In July 2017, DOJ announced that it was imposing new immigration-related conditions on recipients of Byrne-JAG funding, and threatened to withhold funds from jurisdictions that did not comply with these conditions. Specifically, DOJ sought to require states and localities to provide the Department of Homeland Security with advance notice of an immigrant’s scheduled release date from a correctional facility, and to grant federal agents access to correctional facilities to question immigrants.
As the attorneys general argue, the new conditions violate the law, the constitutional principle of separation of powers, and the federalism principles enshrined in the Byrne-JAG statute-- interfering with states’ and localities’ abilities to set their own law enforcement policies and overstepping DOJ’s authority to impose the new conditions under the statute.
“The United States Attorney General now claims authority to withhold Byrne-JAG funding from States and localities that have made law-enforcement policy judgments that federal law permits, but with which he disagrees. Specifically, he contends that he may deny grants to States and localities that limit their voluntary involvement with enforcing federal immigration policy because they have concluded that fostering a relationship of trust between their law-enforcement officials and their immigrant communities will promote public safety for all their residents. The Byrne-JAG statute does not authorize the U.S. Attorney General’s position, which is also contrary to the federalism principles that Congress enshrined in the Byrne-JAG program,” the amicus brief states.

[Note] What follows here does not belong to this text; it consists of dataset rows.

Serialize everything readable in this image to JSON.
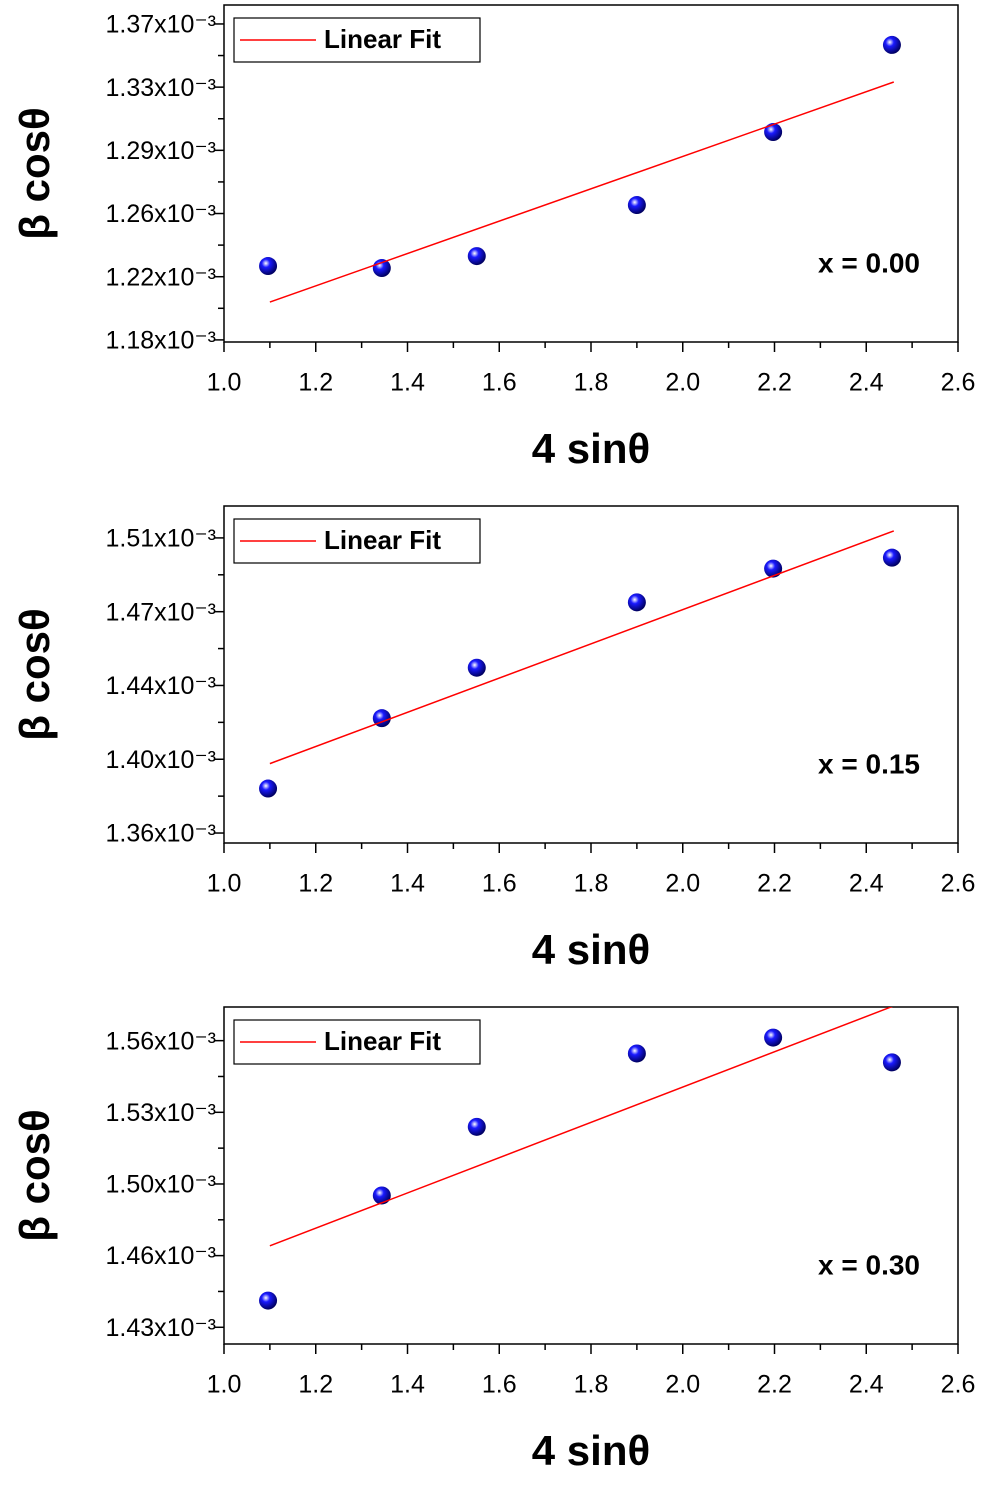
{
  "chart_data": [
    {
      "type": "scatter",
      "xlabel": "4 sinθ",
      "ylabel": "β cosθ",
      "annotation": "x = 0.00",
      "grid": false,
      "x": [
        1.096,
        1.344,
        1.551,
        1.9,
        2.197,
        2.456
      ],
      "series": [
        {
          "color": "#1a1aff",
          "values": [
            0.0012251,
            0.0012239,
            0.001231,
            0.0012613,
            0.0013046,
            0.0013563
          ]
        },
        {
          "name": "Linear Fit",
          "type": "line",
          "color": "#ff0000",
          "x": [
            1.1,
            2.46
          ],
          "values": [
            0.0012037,
            0.0013343
          ]
        }
      ],
      "xlim": [
        1.0,
        2.6
      ],
      "xticks": [
        {
          "value": 1.0,
          "label": "1.0"
        },
        1.2,
        1.4,
        1.6,
        1.8,
        {
          "value": 2.0,
          "label": "2.0"
        },
        2.2,
        2.4,
        2.6
      ],
      "ylim": [
        0.00118,
        0.00138
      ],
      "yticks": [
        {
          "value": 0.00118125,
          "label": "1.18x10⁻³"
        },
        {
          "value": 0.00121875,
          "label": "1.22x10⁻³"
        },
        {
          "value": 0.00125625,
          "label": "1.26x10⁻³"
        },
        {
          "value": 0.00129375,
          "label": "1.29x10⁻³"
        },
        {
          "value": 0.00133125,
          "label": "1.33x10⁻³"
        },
        {
          "value": 0.00136875,
          "label": "1.37x10⁻³"
        }
      ]
    },
    {
      "type": "scatter",
      "xlabel": "4 sinθ",
      "ylabel": "β cosθ",
      "annotation": "x = 0.15",
      "grid": false,
      "x": [
        1.096,
        1.344,
        1.551,
        1.9,
        2.197,
        2.456
      ],
      "series": [
        {
          "color": "#1a1aff",
          "values": [
            0.0013843,
            0.0014196,
            0.0014449,
            0.0014777,
            0.0014946,
            0.0015001
          ]
        },
        {
          "name": "Linear Fit",
          "type": "line",
          "color": "#ff0000",
          "x": [
            1.1,
            2.46
          ],
          "values": [
            0.0013968,
            0.0015135
          ]
        }
      ],
      "xlim": [
        1.0,
        2.6
      ],
      "xticks": [
        {
          "value": 1.0,
          "label": "1.0"
        },
        1.2,
        1.4,
        1.6,
        1.8,
        {
          "value": 2.0,
          "label": "2.0"
        },
        2.2,
        2.4,
        2.6
      ],
      "ylim": [
        0.001357,
        0.001526
      ],
      "yticks": [
        {
          "value": 0.001362,
          "label": "1.36x10⁻³"
        },
        {
          "value": 0.001399,
          "label": "1.40x10⁻³"
        },
        {
          "value": 0.001436,
          "label": "1.44x10⁻³"
        },
        {
          "value": 0.001473,
          "label": "1.47x10⁻³"
        },
        {
          "value": 0.00151,
          "label": "1.51x10⁻³"
        }
      ]
    },
    {
      "type": "scatter",
      "xlabel": "4 sinθ",
      "ylabel": "β cosθ",
      "annotation": "x = 0.30",
      "grid": false,
      "x": [
        1.096,
        1.344,
        1.551,
        1.9,
        2.197,
        2.456
      ],
      "series": [
        {
          "color": "#1a1aff",
          "values": [
            0.0014423,
            0.0014907,
            0.0015223,
            0.0015561,
            0.0015634,
            0.001552
          ]
        },
        {
          "name": "Linear Fit",
          "type": "line",
          "color": "#ff0000",
          "x": [
            1.1,
            2.46
          ],
          "values": [
            0.0014675,
            0.001578
          ]
        }
      ],
      "xlim": [
        1.0,
        2.6
      ],
      "xticks": [
        {
          "value": 1.0,
          "label": "1.0"
        },
        1.2,
        1.4,
        1.6,
        1.8,
        {
          "value": 2.0,
          "label": "2.0"
        },
        2.2,
        2.4,
        2.6
      ],
      "ylim": [
        0.0014223,
        0.0015775
      ],
      "yticks": [
        {
          "value": 0.00143,
          "label": "1.43x10⁻³"
        },
        {
          "value": 0.001463,
          "label": "1.46x10⁻³"
        },
        {
          "value": 0.001496,
          "label": "1.50x10⁻³"
        },
        {
          "value": 0.001529,
          "label": "1.53x10⁻³"
        },
        {
          "value": 0.001562,
          "label": "1.56x10⁻³"
        }
      ]
    }
  ]
}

The Byrne-JAG program is a federal grant program that provides grants to states and localities according to a mandatory statutory formula. Congress designed Byrne-JAG to give states and localities a reliable source of law-enforcement funding, while also giving them maximum flexibility to decide how to use the funds in accordance with state and local law-enforcement policy.
The amici states have received law-enforcement grants under the Byrne-JAG program and its predecessors since 1968, and have used those funds to support a broad array of critical-law enforcement programs tailored to local needs, including to support community-based policing, and reduce sexual assault, elder abuse, gun violence, recidivism, and drug addiction.
For example, the District has used its Byrne-JAG funding to support the Anti-Drug Abuse Act,to fund re-entry programs for women who have been involved in the criminal justice system, and to support equitable housing initiatives that protect affordable housing. Without Byrne-JAG funding, the District and other jurisdictions may be forced to cut funding to these critical state and local programs.